Fiddlehead Farm hosts three temporary foreign agricultural workers from Mexico, Rosalba, Norma, and Marina who live together in the old farmhouse on the property. They live in Canada for approximately 8 months of the year, returning home between contracts. Coming from an agrarian background, they are no strangers to hard work. They work as a team on tasks together and maintain a steady flow of conversation throughout the day.

Camille, Tess, and Willow of BeetBox Co-op Farm

Image: Barbara Brown – Willow and Tess harvest the last of the beets at BeetBox

Attracted to the idea of a worker-run co-op, these three young people form part of the farm team at BeetBox Co-op Farm, also a CSA model where members pay in advance for their vegetables. Just on the fringe of the City of Ottawa in the Greenbelt, the farm is owned by the National Capital Commission and leased to the co-op. Part of the legacy of small mixed farms in this area, it provides land for several small agro-businesses, including a garlic grower, a dry land Jamaican farmer, a community garden and a forest school.

Image: Barbara Brown – Camille, Farm Manager at BeetBox Co-op Farm.
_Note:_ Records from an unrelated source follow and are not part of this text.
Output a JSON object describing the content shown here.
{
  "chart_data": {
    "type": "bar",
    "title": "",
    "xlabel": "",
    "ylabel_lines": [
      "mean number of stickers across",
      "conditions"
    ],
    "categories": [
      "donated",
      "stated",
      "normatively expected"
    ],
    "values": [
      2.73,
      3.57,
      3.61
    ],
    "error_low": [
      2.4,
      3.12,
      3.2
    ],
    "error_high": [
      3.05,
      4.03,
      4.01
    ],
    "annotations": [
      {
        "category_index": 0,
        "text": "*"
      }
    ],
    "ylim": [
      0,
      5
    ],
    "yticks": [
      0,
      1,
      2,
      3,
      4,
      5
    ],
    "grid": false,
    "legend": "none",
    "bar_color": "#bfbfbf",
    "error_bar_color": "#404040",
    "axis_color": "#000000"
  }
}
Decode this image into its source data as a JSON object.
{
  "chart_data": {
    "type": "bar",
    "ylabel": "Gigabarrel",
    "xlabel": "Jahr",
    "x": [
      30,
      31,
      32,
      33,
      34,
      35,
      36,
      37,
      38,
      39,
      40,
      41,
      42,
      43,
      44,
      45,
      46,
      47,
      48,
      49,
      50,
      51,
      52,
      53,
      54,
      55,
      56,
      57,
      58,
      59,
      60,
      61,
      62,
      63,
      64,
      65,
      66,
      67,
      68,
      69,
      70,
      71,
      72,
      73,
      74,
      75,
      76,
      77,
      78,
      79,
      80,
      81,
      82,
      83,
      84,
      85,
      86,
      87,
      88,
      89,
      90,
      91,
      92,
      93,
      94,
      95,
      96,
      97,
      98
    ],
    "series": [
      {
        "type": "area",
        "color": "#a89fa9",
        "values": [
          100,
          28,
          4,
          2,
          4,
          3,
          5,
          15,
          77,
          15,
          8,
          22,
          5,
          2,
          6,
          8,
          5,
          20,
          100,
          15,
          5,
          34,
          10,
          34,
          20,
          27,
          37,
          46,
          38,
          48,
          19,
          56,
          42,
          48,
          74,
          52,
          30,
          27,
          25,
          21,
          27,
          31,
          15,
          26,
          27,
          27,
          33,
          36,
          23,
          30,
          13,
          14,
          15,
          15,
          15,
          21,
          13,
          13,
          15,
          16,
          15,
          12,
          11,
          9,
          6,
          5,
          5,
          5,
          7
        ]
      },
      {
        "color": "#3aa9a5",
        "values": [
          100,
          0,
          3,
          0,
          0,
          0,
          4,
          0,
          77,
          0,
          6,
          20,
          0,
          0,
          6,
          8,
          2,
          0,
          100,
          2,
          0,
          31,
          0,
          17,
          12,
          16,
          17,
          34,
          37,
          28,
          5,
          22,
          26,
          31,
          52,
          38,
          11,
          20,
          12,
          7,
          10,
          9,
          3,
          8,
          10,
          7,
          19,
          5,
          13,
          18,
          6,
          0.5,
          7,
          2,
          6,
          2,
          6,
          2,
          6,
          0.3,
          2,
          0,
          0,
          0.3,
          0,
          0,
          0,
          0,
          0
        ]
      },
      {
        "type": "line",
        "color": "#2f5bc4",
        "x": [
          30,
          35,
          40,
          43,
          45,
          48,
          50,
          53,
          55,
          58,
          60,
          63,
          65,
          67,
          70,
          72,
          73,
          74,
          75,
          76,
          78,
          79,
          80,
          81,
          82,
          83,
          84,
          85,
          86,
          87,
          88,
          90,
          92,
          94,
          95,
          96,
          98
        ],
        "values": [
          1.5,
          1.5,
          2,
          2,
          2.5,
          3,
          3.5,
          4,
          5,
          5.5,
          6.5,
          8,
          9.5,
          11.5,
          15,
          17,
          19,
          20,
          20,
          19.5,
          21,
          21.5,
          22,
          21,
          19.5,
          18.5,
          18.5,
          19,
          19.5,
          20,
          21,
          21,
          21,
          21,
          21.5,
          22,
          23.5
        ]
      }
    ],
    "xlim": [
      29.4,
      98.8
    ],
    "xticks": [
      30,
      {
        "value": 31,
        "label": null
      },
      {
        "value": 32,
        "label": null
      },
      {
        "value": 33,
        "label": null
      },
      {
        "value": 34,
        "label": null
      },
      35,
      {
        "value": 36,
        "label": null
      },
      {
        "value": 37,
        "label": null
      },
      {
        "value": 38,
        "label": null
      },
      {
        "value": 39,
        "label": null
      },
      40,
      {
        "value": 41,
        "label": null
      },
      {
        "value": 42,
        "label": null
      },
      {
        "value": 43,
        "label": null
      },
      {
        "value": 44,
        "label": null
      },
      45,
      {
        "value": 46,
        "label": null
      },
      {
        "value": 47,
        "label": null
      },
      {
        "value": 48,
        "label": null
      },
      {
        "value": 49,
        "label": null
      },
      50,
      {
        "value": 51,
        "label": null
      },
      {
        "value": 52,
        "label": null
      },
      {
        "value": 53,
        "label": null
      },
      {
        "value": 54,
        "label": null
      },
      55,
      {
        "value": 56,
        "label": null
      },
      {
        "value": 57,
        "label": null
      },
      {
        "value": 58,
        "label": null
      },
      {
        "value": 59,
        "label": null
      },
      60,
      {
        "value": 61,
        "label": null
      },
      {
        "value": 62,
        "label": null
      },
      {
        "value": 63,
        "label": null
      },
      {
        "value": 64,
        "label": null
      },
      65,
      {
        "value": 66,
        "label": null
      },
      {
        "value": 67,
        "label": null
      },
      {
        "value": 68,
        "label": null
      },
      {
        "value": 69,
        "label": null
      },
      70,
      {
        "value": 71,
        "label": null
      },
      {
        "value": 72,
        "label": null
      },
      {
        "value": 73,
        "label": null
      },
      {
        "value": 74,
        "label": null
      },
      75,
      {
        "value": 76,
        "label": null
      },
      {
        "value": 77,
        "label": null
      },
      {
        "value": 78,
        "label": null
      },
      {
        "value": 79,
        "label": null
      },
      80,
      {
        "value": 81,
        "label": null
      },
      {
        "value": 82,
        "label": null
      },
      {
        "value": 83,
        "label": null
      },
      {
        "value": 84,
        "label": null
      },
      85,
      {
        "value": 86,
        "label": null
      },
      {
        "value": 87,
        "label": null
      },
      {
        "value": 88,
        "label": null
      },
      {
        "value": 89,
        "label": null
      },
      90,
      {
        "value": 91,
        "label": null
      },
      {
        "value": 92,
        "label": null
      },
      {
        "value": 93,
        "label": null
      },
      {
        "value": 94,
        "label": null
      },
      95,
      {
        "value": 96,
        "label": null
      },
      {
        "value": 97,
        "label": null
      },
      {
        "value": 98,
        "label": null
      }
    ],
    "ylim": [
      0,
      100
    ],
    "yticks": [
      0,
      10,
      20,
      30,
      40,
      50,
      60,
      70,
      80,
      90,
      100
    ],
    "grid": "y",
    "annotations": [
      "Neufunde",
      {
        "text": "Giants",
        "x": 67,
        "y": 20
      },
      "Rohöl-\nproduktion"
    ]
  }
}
These three young farm workers are the heart of the farm, providing leadership, labour, organizational skills, and innovation. They find joy in working collectively, allowing each person to be both challenged in new areas and take a leadership role in areas of their expertise. Camille shines in her role as manager, working from a cooperative perspective. Willow tried her hand at commercially growing flowers as well as directing the weekly vegetable harvest. Tess learned new skills in running and maintaining the farm’s tractor and used their writing skills on social media to produce the farm’s weekly newsletter. Working collectively, they find they can support each other in noticing the profound beauty in their work alongside the backbreaking effort required in all weather conditions.

Community Farm: A Project of BeetBox Co-op Farm

Image: Barbara Brown – Community farm hosted at BeetBox Co-op Farm

While photographing and interviewing the farm workers at BeetBox Co-op Farm, I noticed groups of people working together, gathering surplus vegetables from the commercial operation and tending to their own half-acre plot of vegetables. I came to learn that 50 to 70 people a week collectively grow their own vegetables with the support and cooperation of the commercial side of the farm. Working evenings and Saturday mornings in small groups, they mirror what is grown commercially, all the while fostering community connections and making friends. A pandemic project now in its fourth year, they are able to produce so much food on half an acre that they feed 50 to 70 families a week and donate the surplus to a local food bank.

Image: Van Gogh – Humans have been farming cooperatively for thousands of years.